Reposal is a barbiturate derivative invented in the 1960s in Denmark. It has sedative, hypnotic and anticonvulsant properties, and was used primarily for the treatment of insomnia.

Secobarbital sodium is a short-acting barbiturate derivative drug that was patented in 1934 in the United States. It possesses anaesthetic, anticonvulsant, anxiolytic, sedative, and hypnotic properties. In the United Kingdom, it was known as quinalbarbitone. It is the most frequently used drug in physician-assisted suicide within the United States. Secobarbital is considered to be an obsolete sedative-hypnotic, and as a result, it has largely been replaced by the benzodiazepine family. Seconal was widely abused, known on the street as "red devils" or "reds".

Sigmodal (Rectidon) is a barbiturate derivative. It has sedative, hypnotic and anticonvulsant properties, and was used in surgical anaesthesia in the 1950s, and frequently appeared in drug mixtures in the 60's.

Spirobarbital is a barbiturate derivative developed by Eli Lilly in the 1940s. It has hypnotic and sedative effects, and has a moderate potential for abuse.

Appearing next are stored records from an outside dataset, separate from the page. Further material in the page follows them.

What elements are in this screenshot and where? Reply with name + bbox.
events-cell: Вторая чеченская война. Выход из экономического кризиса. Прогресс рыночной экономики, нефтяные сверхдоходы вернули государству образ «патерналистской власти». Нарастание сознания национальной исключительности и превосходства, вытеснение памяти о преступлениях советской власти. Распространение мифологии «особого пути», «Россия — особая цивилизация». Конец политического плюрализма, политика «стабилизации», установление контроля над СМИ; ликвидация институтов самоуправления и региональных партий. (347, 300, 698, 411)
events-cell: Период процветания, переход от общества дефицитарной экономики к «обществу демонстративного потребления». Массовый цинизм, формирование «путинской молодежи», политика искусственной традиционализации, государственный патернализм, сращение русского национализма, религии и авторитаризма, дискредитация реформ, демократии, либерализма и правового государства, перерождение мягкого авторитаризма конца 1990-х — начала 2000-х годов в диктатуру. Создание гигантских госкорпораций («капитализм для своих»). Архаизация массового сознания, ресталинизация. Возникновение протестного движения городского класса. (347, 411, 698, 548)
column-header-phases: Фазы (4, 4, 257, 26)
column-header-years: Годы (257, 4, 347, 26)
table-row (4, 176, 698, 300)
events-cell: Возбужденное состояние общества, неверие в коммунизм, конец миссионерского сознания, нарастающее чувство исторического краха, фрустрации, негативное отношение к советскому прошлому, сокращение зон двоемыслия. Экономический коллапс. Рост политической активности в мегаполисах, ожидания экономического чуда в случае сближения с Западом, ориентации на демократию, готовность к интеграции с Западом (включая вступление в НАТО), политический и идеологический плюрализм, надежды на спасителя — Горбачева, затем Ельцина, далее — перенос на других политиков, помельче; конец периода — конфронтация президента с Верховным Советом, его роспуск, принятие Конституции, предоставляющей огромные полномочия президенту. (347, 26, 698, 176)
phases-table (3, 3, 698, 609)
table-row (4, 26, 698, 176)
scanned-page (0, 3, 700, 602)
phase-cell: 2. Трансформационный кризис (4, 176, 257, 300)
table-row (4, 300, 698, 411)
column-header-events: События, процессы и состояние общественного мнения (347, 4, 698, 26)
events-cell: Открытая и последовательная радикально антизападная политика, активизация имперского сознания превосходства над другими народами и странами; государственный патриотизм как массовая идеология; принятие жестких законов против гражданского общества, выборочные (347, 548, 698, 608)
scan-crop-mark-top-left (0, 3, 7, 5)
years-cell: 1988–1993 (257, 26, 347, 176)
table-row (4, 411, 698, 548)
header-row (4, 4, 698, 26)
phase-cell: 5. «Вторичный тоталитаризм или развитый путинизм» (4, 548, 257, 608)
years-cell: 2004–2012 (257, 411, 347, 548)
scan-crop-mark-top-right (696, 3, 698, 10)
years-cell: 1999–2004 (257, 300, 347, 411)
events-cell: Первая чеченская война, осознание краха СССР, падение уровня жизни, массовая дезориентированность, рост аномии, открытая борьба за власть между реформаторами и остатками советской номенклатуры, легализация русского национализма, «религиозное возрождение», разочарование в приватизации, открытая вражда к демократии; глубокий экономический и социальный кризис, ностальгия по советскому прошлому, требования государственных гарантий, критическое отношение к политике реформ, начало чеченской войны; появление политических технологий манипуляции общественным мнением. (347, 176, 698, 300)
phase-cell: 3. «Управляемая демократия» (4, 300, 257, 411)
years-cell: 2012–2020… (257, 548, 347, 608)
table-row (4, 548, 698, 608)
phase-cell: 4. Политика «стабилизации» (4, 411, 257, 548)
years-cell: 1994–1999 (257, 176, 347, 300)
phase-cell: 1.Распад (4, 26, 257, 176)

Talbutal (Lotusate) is a barbiturate with a short to intermediate duration of action. It is a structural isomer of butalbital. Talbutal is a schedule III drug in the U.S.

Tetrabarbital is a barbiturate derivative used as a hypnotic.

Tuinal was the brand name of a discontinued combination drug composed of two barbiturate salts in equal proportions.

Vinylbital, also known as butylvinal, is a sedative hypnotic drug which is a barbiturate derivative. It was developed by Aktieboleget Pharmacia in the 1950s.

Zoliflodacin is an experimental antibiotic that is being studied for the treatment of infection with Neisseria gonorrhoeae (gonorrhea). It has a novel mechanism of action which involves inhibition of bacterial type II topoisomerases. It is being developed by Entasis Therapeutics and is in Phase III clinical trials.